Monday, August 19, 2013

Christ's Worth.

"For if we are faithful to the end, trusting God just as firmly as when we first believed, we will share in all that belongs to Christ." --Hebrews 3:14.

 It is easy to get into the cycle of thinking that every day, when we wake up (when God gives us another day), we have to get straight to our tasks and work tirelessly in our own strength until the end of the day...then we wake up and start all over again.  It is easy to focus so much on the tasks at hand that we forget who gave us the tasks to begin with.  This makes it very easy to quickly work to exhaustion and lose our sense of purpose in what seems to be mundane, but is, in fact, far from it.

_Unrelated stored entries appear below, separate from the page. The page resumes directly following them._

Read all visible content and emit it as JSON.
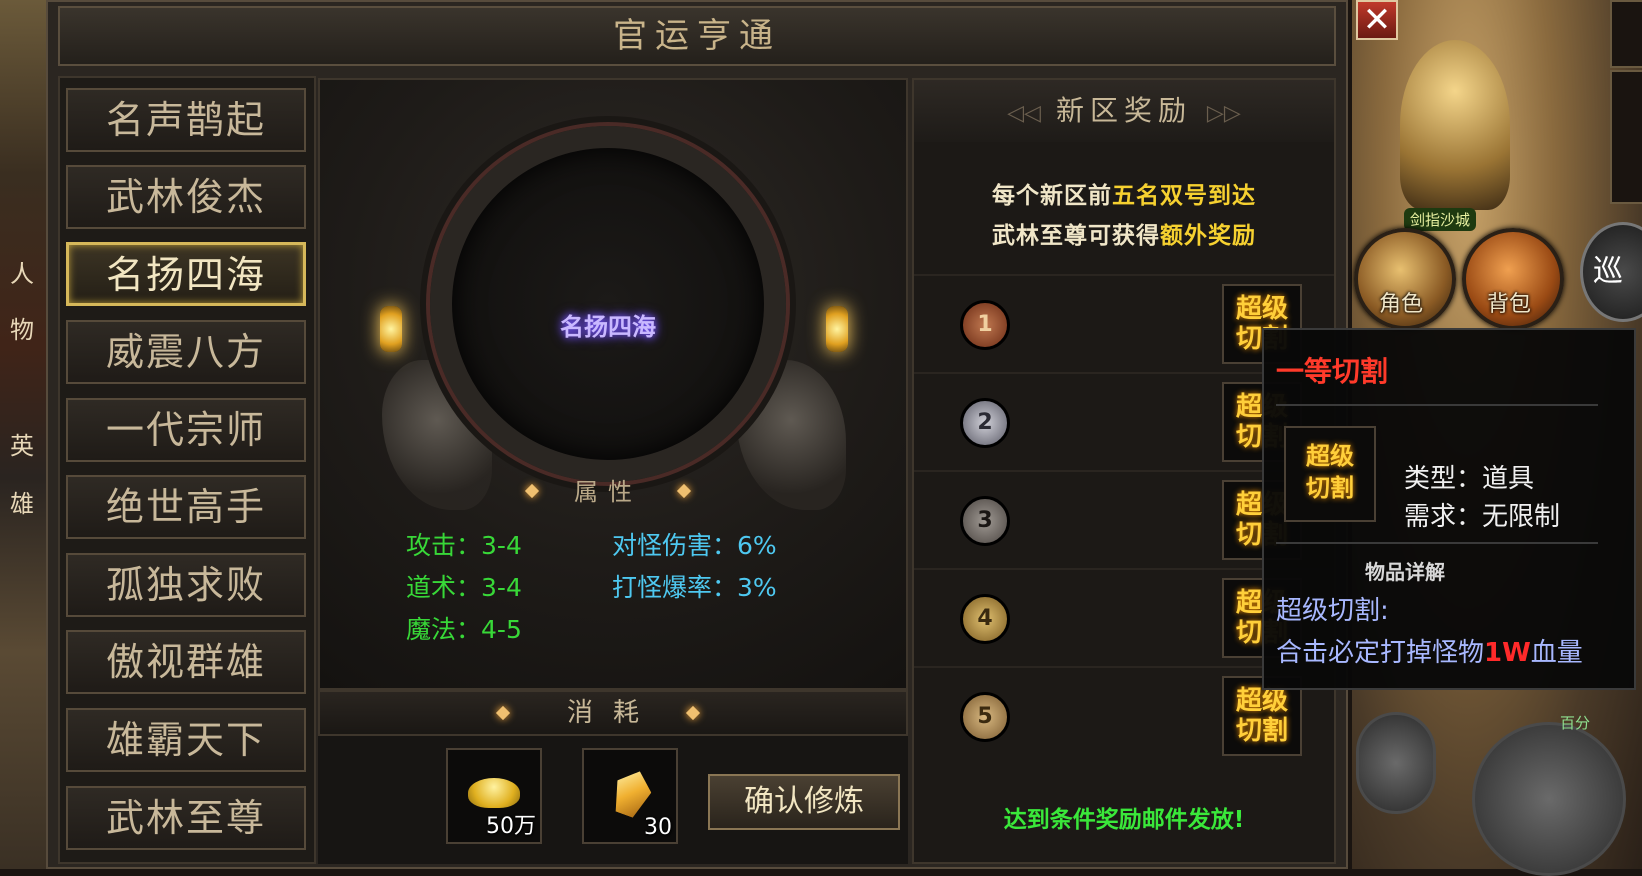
{
  "panel": {
    "title": "官运亨通",
    "close_label": "✕"
  },
  "nav": {
    "items": [
      {
        "label": "名声鹊起"
      },
      {
        "label": "武林俊杰"
      },
      {
        "label": "名扬四海",
        "active": true
      },
      {
        "label": "威震八方"
      },
      {
        "label": "一代宗师"
      },
      {
        "label": "绝世高手"
      },
      {
        "label": "孤独求败"
      },
      {
        "label": "傲视群雄"
      },
      {
        "label": "雄霸天下"
      },
      {
        "label": "武林至尊"
      }
    ]
  },
  "display": {
    "title_text": "名扬四海"
  },
  "attributes": {
    "header": "属性",
    "stats": [
      {
        "label": "攻击：",
        "value": "3-4"
      },
      {
        "label": "道术：",
        "value": "3-4"
      },
      {
        "label": "魔法：",
        "value": "4-5"
      },
      {
        "label": "对怪伤害：",
        "value": "6%"
      },
      {
        "label": "打怪爆率：",
        "value": "3%"
      }
    ]
  },
  "consume": {
    "header": "消耗",
    "items": [
      {
        "icon": "gold-ingot-icon",
        "qty": "50万"
      },
      {
        "icon": "crystal-icon",
        "qty": "30"
      }
    ],
    "confirm_label": "确认修炼"
  },
  "reward": {
    "header": "新区奖励",
    "arrow_left": "◁◁",
    "arrow_right": "▷▷",
    "desc_line1": {
      "pre": "每个新区前",
      "hl": "五名双号到达"
    },
    "desc_line2": {
      "pre": "武林至尊可获得",
      "hl": "额外奖励"
    },
    "ranks": [
      {
        "rank": "1",
        "item_label": "超级切割"
      },
      {
        "rank": "2",
        "item_label": "超级切割"
      },
      {
        "rank": "3",
        "item_label": "超级切割"
      },
      {
        "rank": "4",
        "item_label": "超级切割"
      },
      {
        "rank": "5",
        "item_label": "超级切割"
      }
    ],
    "footer": "达到条件奖励邮件发放!"
  },
  "tooltip": {
    "title": "一等切割",
    "icon_label_1": "超级",
    "icon_label_2": "切割",
    "type_label": "类型：",
    "type_value": "道具",
    "req_label": "需求：",
    "req_value": "无限制",
    "section": "物品详解",
    "desc_name": "超级切割:",
    "desc_pre": "合击必定打掉怪物",
    "desc_hl": "1W",
    "desc_post": "血量"
  },
  "world": {
    "left_tabs": [
      "人",
      "物",
      "英",
      "雄"
    ],
    "right_buttons": [
      {
        "label": "角色"
      },
      {
        "label": "背包"
      }
    ],
    "map_label": "剑指沙城",
    "patrol_label": "巡",
    "skill_label": "百分"
  },
  "colors": {
    "accent_gold": "#d6b85a",
    "highlight_yellow": "#f6d130",
    "tooltip_red": "#ff3a2a",
    "stat_green": "#38d838",
    "stat_cyan": "#4ec8f0"
  }
}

God chose to create us the way we are, equip us the way He did, guide us in the paths that He set out for us, make us wait for certain things (for what can seem like an eternity), and invite us to spend life everlasting with Him.  If I were God, I would not want to spend forever with countless humans...I do not see that as an enjoyable experience, based upon the behavior and attitudes of many of the humans that I have come in contact with here.  However, we are His workmanship (masterpiece) and we have immeasurable value in the eyes of our Creator.  We cannot achieve the perfection expected us while we are in this fallen world, but we are called to strive continually to be more like Christ.  One of the main ways that we can strive is through being obedient and faithful to the Lord...and trust Him to keep His promises (which we know He will).  He is faithful even when we are not.

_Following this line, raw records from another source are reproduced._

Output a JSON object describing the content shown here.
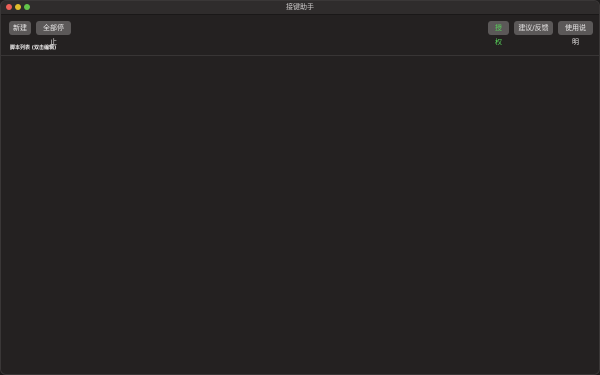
{
  "window": {
    "title": "接键助手"
  },
  "toolbar": {
    "left_buttons": [
      {
        "label": "新建"
      },
      {
        "label": "全部停止"
      }
    ],
    "right_buttons": [
      {
        "label": "授权",
        "color": "#58d35a"
      },
      {
        "label": "建议/反馈"
      },
      {
        "label": "使用说明"
      }
    ]
  },
  "script_list": {
    "header": "脚本列表 (双击编辑)",
    "items": []
  },
  "colors": {
    "background": "#242121",
    "titlebar": "#2f2c2c",
    "button": "#5b5858",
    "accent_green": "#58d35a"
  }
}
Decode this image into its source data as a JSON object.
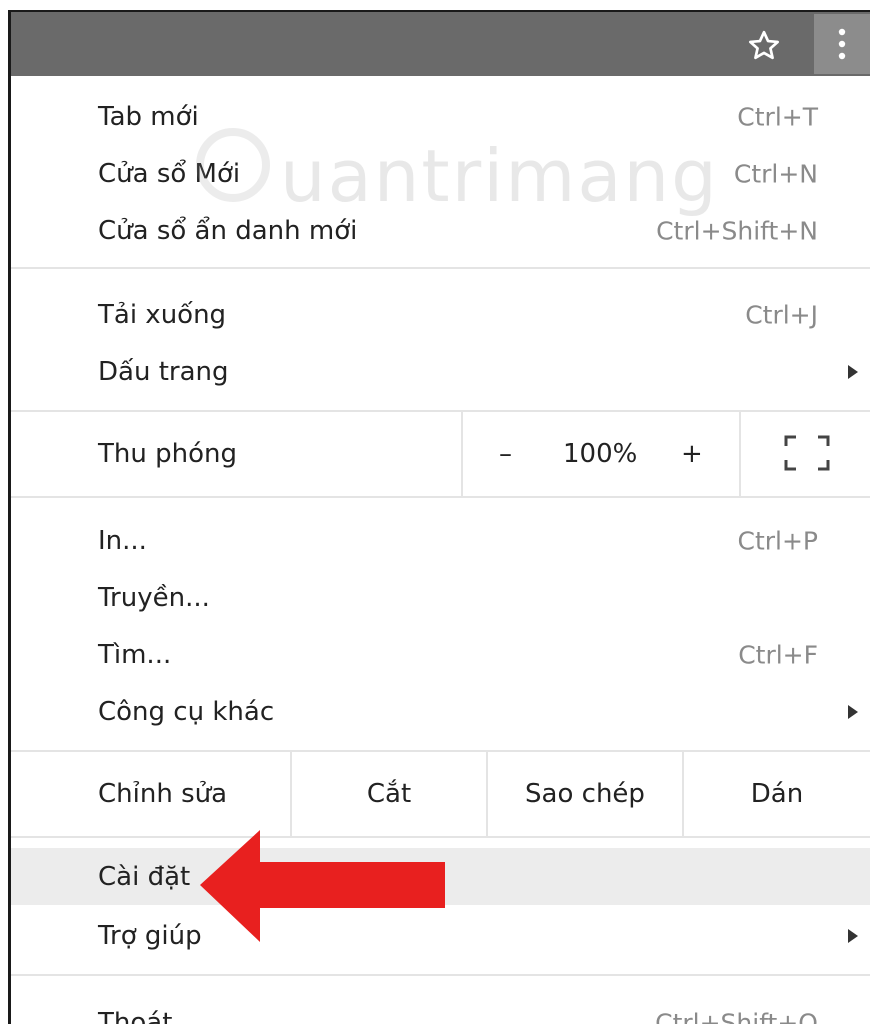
{
  "toolbar": {
    "star_icon": "star-icon",
    "menu_icon": "kebab-menu-icon"
  },
  "menu": {
    "new_tab": {
      "label": "Tab mới",
      "shortcut": "Ctrl+T"
    },
    "new_window": {
      "label": "Cửa sổ Mới",
      "shortcut": "Ctrl+N"
    },
    "incognito": {
      "label": "Cửa sổ ẩn danh mới",
      "shortcut": "Ctrl+Shift+N"
    },
    "downloads": {
      "label": "Tải xuống",
      "shortcut": "Ctrl+J"
    },
    "bookmarks": {
      "label": "Dấu trang"
    },
    "zoom": {
      "label": "Thu phóng",
      "minus": "–",
      "value": "100%",
      "plus": "+"
    },
    "print": {
      "label": "In...",
      "shortcut": "Ctrl+P"
    },
    "cast": {
      "label": "Truyền..."
    },
    "find": {
      "label": "Tìm...",
      "shortcut": "Ctrl+F"
    },
    "more_tools": {
      "label": "Công cụ khác"
    },
    "edit": {
      "label": "Chỉnh sửa",
      "cut": "Cắt",
      "copy": "Sao chép",
      "paste": "Dán"
    },
    "settings": {
      "label": "Cài đặt"
    },
    "help": {
      "label": "Trợ giúp"
    },
    "exit": {
      "label": "Thoát",
      "shortcut": "Ctrl+Shift+Q"
    }
  },
  "watermark": {
    "text": "uantrimang"
  },
  "colors": {
    "toolbar": "#6a6a6a",
    "highlight": "#ececec",
    "arrow": "#e8201f"
  }
}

It is encouraging that the Lord has used so many broken and sinful people to accomplish His plan in different situations.  He was fully capable of just speaking a word and making the Egyptians vanish from the face of the earth (which He essentially did, in the end), before the Israelites even had to endure one day of hard labor...but if He had done this, the Israelites would not have come to view Him as their Deliverer.  He used Moses, Aaron, and Joshua to bring the Israelites from a place of slavery to the place of His promise, even though they had no strength to do this on their own.  By placing them in a difficult situation for a time, He brought them into a fuller understanding of His love for them, His desire and ability to ransom them (as He would comprehensively a few thousand years later), His strength to overcome any obstacles, and His grace to them, even when they forgot all that He had done.

"He has enabled you to share in the inheritance that belongs to His people, who live in the light. For He has rescued us from the kingdom of darkness and transferred us into the Kingdom of His dear Son, who purchased our freedom and forgave our sins." -- Colossians 1:12b-14.